Ведьмина гребенка, которая дала ему жизнь, была чахлым и замученным деревом, выросшим на самом краю глубокого оврага. В один из дождливых кругов сильные ливни размыли склон, и половина корней ведьминой гребенки осталась висеть в воздухе. Деревце было молодым, оно приспособилось. Только вот навсегда стало кривым и корявым, да и размерами не вышло – не на что ему было расти, все силы уходили на то, чтобы выжить.
Как ни цеплялось за жизнь упрямое дерево, настал и ему черед стать пеньком. И пенек из него, понятное дело, получился маленький, кривой и корявый. Никому из корневиков и на ум не взбрело, что он может ожить.
Вот так и вышло, что Корняга пробудился к жизни в полном одиночестве.
На этом месте мой проводник замолчал. Я не успела спросить, в чем дело, как он просительно проскрипел:
– Воды дай, а? В горле пересохло.
Я чуть не поперхнулась от неожиданности. Все-таки удивительная тварь этот Корняга. Джерх его знает, чего от него ждать. В горле у него, видите ли, пересохло!
Я прижала поводья локтем к боку, отстегнула от пояса флягу с водой и, не глядя, сунула ее за плечо:
– Держи!
За плечом забулькало – да так азартно, что я не выдержала и поинтересовалась:
– Может, ты и пиво пьешь?
– А есть пиво? – тотчас отозвался Корняга.
– Нету, – сурово сказала я. – И кто тебя в лесу пиво пить научил?
– Люди, – скрипуче вздохнул Корняга, перебираясь через мое плечо, чтобы вернуть флягу. Фляга изрядно полегчала, а вот в Корняге веса почему-то совсем не прибавилось. Интересно, с какими это людьми он в лесу компанию водил?
Я и себе сделала пару глотков из фляги, прежде чем вернуть ее на место. Четтан уже поднялся высоко, и в лесу становилось жарко. Скоро пора будет останавливаться на привал.
– Есть тут поблизости такое место, чтобы вода и отдохнуть спокойно? – спросила я.
– Есть, – скрипнул Корняга из-за плеча. – Озеро. Слезой Великана прозывается. Правее держи.
Ветер охотно принял вправо – может, уловил идею отдохнуть и напиться. А вот вулха что-то не было видно.
– Хэй, вулх! – крикнула я. – Направо, к озеру!
Лесное озеро – это хорошо. В озере можно не только напиться, в озере можно еще и искупаться. Если никто не помешает…
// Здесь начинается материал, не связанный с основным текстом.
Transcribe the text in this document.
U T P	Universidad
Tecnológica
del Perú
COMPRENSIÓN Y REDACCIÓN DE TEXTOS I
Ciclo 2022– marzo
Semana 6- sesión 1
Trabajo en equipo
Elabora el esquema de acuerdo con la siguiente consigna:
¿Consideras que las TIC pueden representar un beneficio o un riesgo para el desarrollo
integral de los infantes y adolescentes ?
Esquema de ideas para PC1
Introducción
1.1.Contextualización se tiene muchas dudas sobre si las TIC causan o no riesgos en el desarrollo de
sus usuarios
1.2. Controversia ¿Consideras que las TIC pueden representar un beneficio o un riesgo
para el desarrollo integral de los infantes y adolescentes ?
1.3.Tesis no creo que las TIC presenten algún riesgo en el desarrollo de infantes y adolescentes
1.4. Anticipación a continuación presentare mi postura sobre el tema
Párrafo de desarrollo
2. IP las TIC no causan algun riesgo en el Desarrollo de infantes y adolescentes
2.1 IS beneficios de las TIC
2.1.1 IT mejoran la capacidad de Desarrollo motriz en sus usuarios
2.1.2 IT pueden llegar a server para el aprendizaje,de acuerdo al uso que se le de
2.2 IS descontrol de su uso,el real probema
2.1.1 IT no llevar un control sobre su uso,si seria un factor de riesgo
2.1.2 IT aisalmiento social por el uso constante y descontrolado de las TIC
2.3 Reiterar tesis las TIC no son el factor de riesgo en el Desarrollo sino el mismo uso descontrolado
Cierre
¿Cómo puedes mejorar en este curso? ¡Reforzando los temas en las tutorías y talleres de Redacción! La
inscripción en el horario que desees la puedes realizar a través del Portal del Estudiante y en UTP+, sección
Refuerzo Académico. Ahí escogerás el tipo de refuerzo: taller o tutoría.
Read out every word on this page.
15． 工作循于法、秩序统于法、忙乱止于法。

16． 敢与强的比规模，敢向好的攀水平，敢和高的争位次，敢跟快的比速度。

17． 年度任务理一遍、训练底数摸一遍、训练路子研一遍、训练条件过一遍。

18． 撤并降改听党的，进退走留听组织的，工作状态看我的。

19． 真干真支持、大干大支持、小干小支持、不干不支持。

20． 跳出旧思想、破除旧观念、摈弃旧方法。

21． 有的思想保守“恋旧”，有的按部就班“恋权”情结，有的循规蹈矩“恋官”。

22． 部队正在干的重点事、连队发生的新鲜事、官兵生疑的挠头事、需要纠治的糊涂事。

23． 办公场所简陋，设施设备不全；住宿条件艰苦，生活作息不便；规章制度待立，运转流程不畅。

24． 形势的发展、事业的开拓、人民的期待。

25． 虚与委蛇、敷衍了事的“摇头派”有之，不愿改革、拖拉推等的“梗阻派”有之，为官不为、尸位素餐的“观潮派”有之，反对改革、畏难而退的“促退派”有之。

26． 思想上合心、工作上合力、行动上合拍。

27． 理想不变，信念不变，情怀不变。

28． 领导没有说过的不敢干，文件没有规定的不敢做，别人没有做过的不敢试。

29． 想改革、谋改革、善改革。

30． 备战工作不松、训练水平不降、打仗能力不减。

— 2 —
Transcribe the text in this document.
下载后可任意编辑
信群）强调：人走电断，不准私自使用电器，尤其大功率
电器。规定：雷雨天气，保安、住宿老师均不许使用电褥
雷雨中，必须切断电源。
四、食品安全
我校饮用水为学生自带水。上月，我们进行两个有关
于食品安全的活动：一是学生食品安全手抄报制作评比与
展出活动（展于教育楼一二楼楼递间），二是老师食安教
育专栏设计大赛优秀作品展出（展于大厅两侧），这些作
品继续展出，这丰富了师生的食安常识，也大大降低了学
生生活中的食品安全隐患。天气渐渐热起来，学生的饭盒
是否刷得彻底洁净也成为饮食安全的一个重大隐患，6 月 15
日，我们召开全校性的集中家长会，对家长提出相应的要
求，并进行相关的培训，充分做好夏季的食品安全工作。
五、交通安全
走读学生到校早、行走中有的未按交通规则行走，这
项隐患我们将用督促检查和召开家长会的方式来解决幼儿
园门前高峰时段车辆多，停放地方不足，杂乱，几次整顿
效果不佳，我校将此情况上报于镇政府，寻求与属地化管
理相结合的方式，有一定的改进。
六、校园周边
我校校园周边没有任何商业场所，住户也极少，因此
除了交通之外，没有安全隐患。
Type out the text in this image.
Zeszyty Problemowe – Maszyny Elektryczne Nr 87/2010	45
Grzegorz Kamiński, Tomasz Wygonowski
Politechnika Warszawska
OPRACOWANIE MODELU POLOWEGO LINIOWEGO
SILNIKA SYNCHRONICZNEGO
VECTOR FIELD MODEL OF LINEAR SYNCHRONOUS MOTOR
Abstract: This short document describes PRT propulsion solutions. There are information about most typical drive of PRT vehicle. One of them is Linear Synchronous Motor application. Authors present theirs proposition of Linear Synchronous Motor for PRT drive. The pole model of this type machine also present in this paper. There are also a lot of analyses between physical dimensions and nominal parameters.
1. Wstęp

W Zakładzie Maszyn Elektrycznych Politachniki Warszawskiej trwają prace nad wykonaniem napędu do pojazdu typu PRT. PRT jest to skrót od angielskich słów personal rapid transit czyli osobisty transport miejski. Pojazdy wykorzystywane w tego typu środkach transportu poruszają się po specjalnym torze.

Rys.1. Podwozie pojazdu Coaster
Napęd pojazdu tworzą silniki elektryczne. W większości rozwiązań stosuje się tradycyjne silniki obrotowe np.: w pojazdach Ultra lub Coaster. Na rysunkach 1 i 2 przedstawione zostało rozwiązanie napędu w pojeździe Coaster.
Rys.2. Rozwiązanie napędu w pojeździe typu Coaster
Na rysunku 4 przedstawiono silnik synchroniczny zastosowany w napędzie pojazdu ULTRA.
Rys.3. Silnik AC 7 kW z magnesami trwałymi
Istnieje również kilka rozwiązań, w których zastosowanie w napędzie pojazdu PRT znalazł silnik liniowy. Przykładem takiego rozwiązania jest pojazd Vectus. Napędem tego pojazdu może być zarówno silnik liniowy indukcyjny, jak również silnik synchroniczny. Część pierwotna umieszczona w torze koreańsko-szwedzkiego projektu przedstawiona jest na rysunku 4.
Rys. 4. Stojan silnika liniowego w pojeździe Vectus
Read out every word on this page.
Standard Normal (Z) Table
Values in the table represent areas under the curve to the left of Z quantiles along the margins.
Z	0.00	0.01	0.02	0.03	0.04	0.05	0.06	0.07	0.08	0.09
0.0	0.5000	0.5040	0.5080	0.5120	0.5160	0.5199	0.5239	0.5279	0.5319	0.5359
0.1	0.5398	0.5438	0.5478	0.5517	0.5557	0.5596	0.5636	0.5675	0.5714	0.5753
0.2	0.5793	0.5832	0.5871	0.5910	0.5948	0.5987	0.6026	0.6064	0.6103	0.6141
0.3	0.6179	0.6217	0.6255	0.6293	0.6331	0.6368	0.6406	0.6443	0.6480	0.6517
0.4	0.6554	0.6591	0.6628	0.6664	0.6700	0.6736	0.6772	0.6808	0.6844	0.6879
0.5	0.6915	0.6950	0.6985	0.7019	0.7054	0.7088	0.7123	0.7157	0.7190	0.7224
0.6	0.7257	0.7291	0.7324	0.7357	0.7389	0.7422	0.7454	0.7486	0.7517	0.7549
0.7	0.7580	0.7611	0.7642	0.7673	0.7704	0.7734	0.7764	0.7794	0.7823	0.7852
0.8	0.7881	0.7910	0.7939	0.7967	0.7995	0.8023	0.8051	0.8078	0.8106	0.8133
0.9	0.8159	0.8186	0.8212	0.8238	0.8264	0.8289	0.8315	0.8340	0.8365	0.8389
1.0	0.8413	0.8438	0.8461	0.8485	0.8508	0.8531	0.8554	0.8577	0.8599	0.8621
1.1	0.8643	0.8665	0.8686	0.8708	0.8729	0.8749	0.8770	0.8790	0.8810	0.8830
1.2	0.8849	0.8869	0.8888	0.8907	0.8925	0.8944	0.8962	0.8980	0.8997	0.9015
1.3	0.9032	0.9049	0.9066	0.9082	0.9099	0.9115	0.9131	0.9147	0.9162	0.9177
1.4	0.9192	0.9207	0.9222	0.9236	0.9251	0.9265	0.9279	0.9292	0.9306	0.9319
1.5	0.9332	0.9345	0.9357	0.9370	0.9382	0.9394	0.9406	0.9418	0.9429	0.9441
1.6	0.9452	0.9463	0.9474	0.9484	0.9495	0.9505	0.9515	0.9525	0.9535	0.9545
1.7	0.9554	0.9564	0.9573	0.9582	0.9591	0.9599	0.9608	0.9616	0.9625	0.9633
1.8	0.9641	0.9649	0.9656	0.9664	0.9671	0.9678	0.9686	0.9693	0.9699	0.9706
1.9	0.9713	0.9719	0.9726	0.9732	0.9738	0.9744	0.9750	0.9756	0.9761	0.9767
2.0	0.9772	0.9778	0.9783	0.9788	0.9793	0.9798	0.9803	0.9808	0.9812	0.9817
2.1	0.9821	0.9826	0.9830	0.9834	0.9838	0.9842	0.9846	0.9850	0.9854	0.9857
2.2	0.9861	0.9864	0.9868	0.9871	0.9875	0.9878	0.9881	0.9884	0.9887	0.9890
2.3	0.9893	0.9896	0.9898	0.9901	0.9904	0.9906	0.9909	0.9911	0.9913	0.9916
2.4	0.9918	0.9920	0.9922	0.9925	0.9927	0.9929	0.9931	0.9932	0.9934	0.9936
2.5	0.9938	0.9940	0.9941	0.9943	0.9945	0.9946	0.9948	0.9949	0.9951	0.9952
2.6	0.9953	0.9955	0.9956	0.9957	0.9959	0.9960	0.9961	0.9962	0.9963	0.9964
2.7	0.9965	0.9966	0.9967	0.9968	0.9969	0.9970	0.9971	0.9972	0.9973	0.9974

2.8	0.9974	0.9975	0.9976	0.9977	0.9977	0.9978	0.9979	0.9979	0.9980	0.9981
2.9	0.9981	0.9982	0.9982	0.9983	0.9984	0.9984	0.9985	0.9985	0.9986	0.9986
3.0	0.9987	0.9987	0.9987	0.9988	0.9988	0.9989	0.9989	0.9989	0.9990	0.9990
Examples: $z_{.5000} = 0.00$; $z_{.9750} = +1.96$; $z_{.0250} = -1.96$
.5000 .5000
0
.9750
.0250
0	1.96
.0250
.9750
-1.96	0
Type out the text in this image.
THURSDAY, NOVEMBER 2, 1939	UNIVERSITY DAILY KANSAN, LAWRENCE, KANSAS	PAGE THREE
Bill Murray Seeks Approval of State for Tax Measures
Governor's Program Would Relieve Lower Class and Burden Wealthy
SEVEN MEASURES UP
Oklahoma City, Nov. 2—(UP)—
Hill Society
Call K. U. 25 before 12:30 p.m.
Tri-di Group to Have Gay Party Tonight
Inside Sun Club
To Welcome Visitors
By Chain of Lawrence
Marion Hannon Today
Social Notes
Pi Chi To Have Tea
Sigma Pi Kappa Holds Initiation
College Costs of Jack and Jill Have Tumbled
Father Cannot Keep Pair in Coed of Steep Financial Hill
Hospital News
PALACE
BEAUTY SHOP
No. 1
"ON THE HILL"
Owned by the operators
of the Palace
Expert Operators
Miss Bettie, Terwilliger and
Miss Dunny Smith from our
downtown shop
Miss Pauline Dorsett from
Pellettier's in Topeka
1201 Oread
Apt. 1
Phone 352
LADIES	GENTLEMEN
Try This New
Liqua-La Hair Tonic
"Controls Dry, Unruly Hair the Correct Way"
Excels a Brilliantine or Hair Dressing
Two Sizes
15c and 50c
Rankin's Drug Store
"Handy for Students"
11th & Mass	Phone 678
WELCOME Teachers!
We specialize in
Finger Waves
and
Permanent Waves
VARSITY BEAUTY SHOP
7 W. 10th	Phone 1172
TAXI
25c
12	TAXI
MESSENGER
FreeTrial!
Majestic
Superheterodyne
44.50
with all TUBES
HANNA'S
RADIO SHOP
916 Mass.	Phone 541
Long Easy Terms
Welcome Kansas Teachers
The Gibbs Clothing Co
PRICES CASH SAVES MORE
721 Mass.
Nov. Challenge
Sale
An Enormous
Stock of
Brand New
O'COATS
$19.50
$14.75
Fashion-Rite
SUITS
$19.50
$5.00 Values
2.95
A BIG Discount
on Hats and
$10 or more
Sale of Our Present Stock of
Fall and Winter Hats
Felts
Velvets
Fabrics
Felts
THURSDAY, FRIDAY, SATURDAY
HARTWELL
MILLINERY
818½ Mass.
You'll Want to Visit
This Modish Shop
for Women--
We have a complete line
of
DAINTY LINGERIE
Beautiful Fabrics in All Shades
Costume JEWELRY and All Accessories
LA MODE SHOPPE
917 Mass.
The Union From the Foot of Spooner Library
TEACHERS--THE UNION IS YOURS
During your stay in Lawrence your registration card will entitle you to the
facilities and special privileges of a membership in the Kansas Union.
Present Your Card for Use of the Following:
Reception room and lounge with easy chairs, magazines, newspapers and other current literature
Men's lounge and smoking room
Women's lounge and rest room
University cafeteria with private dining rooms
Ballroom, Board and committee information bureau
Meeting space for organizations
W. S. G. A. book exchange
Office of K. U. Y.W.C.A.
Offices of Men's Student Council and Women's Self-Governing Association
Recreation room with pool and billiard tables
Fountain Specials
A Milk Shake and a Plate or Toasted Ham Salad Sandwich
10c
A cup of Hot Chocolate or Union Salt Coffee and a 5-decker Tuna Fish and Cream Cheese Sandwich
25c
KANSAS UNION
– Чего замолчал? – бросила я через плечо. – Рассказывай.
Однажды в дождливый и промозглый синий день Корняга впервые открыл глаза. Он увидел овраг, по дну которого струился ручей, полускрытый грудами опавших листьев. Он увидел мокрые деревья и хмурое небо. Он почувствовал холодные капли дождя на своей коре и понял, что пришел в мир, но мир ему не рад.
Следующие дни – много дней – Корняга провел в неподвижности над оврагом. Он наблюдал за окружающей жизнью, и мыслей у него было не больше, чем у обыкновенного пенька. Наверное, так могло продолжаться долго – если бы не один настырный червяк, которому Корняга сильно приглянулся на вкус. Червяк ползал под землей и грыз Корняге корни.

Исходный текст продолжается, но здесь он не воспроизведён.